The results were good but one malware sample was apparently ignored once it arrived on the testbed - DarthMiner. Even attempting to run this and therefore infect the Mac didn’t seem to awaken Sophos Home Premium, and it wasn’t picked-up in a subsequent on-demand scan either.
Curiously, the VirusTotal database reports that Sophos Home Premium claims to detect this malware. Our best guess is that this blindsiding of Sophos Home Premium for Mac was a peculiarity with our particular sample of this malware - although we note that other malware apps we’ve tested caught it without issue.
For the other malware samples that were detected, some were cleaned automatically, while others caused Sophos Home Premium to pop-up a warning with a button offering to clean-up the malware. Of course, most people will instantly click this, but we’re unsure why Sophos Home Premium didn’t just clean-up or quarantine malware automatically like most of the other malware apps.
Other security features
Other features that come with Sophos Home Premium include CryptoGuard, which aims to protect against ransomware.
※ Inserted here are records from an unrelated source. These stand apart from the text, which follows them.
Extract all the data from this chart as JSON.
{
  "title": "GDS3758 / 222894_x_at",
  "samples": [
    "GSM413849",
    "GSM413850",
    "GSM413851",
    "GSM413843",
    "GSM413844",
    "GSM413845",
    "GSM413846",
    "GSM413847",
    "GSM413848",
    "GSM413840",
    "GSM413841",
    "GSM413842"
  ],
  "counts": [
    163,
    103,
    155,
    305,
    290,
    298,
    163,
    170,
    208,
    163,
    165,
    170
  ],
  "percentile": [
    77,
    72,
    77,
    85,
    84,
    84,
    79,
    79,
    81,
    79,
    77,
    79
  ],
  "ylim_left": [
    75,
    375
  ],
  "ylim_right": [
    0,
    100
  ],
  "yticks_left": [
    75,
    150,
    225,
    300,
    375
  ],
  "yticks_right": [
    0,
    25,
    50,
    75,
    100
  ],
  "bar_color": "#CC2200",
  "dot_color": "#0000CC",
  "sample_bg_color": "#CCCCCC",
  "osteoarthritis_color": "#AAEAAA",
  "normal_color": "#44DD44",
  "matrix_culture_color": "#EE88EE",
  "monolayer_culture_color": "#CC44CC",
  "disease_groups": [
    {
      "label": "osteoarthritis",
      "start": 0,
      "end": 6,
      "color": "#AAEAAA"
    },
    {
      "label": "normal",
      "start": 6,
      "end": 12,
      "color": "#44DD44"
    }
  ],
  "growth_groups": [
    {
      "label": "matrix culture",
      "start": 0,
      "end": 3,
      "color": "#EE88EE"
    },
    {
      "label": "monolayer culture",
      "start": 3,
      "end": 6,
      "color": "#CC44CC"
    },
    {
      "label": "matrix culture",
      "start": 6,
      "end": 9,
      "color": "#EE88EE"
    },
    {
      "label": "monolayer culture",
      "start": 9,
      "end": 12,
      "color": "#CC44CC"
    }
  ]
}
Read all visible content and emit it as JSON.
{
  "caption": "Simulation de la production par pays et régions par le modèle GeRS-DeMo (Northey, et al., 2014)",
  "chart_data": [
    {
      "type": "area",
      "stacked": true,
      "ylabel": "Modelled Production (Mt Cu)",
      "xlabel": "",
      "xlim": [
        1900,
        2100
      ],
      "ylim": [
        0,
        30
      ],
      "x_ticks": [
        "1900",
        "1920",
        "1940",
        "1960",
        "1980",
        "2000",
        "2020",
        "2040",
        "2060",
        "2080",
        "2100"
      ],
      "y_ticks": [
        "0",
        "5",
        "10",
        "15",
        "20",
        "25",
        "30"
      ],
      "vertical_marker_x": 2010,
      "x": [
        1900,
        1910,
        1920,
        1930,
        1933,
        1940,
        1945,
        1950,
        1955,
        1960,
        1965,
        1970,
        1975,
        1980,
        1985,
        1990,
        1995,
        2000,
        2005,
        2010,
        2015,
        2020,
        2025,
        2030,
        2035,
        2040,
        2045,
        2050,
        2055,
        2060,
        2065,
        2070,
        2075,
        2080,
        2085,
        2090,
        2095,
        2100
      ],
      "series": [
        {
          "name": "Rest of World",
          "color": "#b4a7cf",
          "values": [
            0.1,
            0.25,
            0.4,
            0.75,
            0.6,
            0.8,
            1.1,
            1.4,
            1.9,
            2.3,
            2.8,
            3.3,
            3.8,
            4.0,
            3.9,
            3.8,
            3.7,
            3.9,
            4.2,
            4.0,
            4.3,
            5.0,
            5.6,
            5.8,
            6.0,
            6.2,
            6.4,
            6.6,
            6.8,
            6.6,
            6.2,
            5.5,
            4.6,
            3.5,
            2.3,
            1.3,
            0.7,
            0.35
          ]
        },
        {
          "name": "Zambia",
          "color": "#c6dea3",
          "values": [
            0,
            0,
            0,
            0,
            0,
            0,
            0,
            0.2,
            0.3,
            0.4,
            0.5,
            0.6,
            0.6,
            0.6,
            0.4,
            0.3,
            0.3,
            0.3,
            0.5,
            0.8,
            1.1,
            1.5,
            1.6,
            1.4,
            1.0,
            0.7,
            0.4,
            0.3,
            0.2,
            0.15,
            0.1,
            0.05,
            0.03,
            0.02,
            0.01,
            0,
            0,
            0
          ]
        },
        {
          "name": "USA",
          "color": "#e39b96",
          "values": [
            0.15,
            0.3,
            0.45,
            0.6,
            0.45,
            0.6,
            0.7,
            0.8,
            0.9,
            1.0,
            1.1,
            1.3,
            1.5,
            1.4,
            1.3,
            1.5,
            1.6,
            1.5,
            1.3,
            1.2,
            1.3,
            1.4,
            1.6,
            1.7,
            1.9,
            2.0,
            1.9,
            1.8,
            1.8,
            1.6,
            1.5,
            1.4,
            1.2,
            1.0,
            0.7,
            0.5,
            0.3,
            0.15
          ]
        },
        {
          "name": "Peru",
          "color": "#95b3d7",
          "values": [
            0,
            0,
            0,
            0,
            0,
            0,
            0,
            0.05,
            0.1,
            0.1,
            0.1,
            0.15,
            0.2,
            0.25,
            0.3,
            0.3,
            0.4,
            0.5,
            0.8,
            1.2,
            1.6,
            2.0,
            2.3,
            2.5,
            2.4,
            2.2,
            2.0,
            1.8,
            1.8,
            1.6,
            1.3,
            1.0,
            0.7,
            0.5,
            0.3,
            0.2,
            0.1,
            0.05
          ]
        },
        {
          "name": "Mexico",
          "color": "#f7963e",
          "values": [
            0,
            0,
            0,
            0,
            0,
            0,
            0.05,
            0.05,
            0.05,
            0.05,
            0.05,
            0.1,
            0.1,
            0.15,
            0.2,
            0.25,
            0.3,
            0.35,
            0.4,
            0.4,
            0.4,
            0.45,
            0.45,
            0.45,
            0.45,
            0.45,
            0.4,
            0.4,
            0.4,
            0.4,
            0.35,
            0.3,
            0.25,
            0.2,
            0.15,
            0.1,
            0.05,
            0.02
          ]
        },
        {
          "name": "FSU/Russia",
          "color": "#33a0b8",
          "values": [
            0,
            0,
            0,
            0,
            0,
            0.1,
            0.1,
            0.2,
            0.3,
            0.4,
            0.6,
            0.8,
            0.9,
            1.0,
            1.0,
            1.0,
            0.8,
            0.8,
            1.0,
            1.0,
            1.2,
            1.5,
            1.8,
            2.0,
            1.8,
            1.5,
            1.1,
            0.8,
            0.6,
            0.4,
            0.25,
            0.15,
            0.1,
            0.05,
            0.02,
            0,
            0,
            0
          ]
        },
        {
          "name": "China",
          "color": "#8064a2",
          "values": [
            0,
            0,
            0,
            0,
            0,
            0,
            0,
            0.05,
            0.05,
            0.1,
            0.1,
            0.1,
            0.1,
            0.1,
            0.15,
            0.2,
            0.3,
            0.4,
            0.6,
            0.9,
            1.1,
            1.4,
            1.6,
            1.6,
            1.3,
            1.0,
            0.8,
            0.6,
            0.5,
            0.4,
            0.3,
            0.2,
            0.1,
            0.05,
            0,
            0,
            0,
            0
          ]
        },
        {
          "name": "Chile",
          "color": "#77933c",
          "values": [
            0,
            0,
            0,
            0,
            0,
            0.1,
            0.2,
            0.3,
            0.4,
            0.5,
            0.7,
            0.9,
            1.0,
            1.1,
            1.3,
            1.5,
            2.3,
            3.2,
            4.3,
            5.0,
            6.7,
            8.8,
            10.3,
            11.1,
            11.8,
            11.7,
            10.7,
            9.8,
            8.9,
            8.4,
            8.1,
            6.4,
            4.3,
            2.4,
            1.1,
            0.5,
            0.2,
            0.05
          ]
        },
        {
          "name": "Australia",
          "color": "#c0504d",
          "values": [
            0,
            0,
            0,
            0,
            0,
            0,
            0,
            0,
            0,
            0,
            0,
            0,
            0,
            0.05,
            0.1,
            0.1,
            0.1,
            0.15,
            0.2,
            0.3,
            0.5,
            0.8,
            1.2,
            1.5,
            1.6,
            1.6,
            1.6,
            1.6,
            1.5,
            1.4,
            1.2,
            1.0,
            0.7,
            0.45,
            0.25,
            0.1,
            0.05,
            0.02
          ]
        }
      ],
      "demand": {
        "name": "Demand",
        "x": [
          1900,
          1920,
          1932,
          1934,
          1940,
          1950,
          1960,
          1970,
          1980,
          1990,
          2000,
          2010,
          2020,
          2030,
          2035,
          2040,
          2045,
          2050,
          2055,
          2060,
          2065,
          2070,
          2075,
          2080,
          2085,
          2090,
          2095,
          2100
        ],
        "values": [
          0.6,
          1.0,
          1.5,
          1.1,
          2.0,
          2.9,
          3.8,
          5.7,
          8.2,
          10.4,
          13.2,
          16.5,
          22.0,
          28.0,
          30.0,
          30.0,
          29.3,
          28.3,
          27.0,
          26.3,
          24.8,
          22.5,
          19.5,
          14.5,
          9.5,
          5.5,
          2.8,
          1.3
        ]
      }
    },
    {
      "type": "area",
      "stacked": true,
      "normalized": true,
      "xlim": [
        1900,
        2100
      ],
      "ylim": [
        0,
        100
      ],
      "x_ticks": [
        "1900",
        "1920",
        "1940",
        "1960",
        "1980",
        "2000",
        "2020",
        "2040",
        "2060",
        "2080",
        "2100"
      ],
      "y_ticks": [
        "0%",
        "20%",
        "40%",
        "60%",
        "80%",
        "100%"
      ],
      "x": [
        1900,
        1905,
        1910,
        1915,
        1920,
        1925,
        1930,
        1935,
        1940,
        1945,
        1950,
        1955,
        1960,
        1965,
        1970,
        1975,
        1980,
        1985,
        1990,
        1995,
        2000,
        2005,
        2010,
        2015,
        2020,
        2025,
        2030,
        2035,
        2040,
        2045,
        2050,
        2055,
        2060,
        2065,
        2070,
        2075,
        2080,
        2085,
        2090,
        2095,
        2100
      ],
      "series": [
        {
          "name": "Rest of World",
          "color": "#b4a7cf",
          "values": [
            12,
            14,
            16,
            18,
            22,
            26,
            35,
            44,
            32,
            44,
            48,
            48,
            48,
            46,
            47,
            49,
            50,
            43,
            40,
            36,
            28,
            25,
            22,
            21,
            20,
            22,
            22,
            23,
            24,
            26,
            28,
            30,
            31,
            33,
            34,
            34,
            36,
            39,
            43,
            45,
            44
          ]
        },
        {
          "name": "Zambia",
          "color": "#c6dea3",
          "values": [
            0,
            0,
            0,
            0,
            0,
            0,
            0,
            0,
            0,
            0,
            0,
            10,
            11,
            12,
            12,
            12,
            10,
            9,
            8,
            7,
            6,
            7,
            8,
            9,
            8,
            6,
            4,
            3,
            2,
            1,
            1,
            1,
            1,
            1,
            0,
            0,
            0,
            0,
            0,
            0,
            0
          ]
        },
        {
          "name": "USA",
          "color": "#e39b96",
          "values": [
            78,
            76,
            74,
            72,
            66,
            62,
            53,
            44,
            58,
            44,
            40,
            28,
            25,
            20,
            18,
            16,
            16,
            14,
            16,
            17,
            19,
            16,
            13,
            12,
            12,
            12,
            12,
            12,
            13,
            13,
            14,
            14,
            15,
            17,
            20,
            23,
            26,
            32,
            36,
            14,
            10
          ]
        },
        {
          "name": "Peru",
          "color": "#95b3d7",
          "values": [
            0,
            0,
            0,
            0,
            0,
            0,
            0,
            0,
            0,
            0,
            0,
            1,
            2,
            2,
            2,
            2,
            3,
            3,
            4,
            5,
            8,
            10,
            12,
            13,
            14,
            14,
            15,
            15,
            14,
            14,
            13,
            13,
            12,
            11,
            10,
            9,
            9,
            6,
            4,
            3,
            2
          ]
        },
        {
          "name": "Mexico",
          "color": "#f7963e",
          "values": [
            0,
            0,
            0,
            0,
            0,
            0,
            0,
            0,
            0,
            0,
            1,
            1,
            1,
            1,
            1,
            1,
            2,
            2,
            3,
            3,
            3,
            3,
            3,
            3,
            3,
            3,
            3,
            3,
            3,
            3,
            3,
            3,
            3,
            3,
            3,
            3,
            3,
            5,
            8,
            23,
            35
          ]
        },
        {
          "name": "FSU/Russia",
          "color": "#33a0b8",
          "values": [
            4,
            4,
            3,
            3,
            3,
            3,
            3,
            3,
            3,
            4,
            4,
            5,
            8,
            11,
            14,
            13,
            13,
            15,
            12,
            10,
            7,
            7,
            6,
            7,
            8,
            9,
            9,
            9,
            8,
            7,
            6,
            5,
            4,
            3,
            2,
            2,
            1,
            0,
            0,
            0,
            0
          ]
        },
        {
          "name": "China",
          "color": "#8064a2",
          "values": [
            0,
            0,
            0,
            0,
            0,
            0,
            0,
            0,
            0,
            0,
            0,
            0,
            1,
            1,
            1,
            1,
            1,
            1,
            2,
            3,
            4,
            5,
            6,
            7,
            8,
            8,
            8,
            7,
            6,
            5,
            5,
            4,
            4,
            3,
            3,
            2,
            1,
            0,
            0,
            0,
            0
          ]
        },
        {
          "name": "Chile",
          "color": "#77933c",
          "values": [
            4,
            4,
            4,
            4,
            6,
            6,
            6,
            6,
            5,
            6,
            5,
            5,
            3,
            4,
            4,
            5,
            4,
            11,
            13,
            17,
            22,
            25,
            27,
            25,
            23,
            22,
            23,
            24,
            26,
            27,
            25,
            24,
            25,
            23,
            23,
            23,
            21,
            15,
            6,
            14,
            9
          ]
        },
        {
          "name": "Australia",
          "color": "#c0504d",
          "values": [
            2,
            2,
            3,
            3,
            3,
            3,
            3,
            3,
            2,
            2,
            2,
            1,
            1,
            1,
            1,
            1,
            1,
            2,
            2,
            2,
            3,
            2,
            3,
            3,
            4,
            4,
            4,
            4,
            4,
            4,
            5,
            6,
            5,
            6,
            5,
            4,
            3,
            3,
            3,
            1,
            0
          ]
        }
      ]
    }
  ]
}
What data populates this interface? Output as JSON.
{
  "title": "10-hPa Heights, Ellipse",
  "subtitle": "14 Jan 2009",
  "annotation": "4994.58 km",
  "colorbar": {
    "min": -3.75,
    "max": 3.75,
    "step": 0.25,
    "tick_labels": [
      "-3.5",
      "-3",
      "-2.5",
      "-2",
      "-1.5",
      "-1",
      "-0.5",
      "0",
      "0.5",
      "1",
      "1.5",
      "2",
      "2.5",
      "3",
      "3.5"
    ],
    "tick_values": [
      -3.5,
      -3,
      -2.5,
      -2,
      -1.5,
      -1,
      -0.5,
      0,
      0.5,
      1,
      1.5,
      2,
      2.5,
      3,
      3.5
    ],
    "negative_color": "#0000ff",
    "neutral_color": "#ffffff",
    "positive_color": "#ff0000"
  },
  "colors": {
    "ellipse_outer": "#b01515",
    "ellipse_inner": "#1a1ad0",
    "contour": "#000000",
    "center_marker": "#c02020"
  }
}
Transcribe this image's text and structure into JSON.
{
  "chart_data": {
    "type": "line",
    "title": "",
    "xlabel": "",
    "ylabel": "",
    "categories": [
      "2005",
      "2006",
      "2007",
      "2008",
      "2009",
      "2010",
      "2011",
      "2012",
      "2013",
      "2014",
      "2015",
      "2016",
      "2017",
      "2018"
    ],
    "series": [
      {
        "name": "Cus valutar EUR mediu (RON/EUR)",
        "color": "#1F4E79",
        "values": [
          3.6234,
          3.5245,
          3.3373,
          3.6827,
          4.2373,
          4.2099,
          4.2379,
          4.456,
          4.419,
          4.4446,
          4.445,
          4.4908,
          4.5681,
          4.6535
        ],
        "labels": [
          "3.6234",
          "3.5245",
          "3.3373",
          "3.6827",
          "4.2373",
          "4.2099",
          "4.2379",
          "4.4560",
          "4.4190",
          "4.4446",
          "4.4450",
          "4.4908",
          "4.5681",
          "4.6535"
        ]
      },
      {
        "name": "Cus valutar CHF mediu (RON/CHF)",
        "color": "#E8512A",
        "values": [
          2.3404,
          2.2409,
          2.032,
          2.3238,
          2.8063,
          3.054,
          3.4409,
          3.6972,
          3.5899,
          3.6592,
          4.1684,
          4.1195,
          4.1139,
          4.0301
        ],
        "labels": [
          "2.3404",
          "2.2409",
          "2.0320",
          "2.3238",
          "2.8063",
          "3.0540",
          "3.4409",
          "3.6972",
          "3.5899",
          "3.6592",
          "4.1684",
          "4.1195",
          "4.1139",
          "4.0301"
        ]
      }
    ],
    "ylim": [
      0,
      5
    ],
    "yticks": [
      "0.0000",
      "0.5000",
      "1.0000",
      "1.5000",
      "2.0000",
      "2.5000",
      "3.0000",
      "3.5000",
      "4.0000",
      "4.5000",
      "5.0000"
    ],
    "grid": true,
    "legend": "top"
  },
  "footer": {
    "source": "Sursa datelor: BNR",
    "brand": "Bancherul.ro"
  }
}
Unlike other antimalware apps’ ransomware protection, which typically aim to stop unauthorised apps changing files in the user’s personal folders, CryptoGuard constantly monitors the system for the kind of encryption processes used by ransomware.
Once the encryption is halted and the ransomware removed, it then rolls files back - something that means CryptoGuard requires 3GB of disk space all to itself, presumably to archive files in case of disaster.
Potentially Unwanted Application (PUA) protection can help users avoid somewhat legitimate but questionable apps like fake system cleaners or near-useless antivirus apps, while malicious traffic detection watches for apps attempting to connect to known malware command servers.
These are some truly innovative methods of protection that go far beyond the simple detection-and-removal of other antimalware apps.
Sophos Home Premium had a few oddities we spotted in our testing. For example, the menu bar icon would sometimes disappear, making us think the app had crashed. But it hadn’t and the icon would then appear again. We’ve noticed this for several years now. Why can’t Sophos get around to fixing it?
However, ultimately these are minor gripes.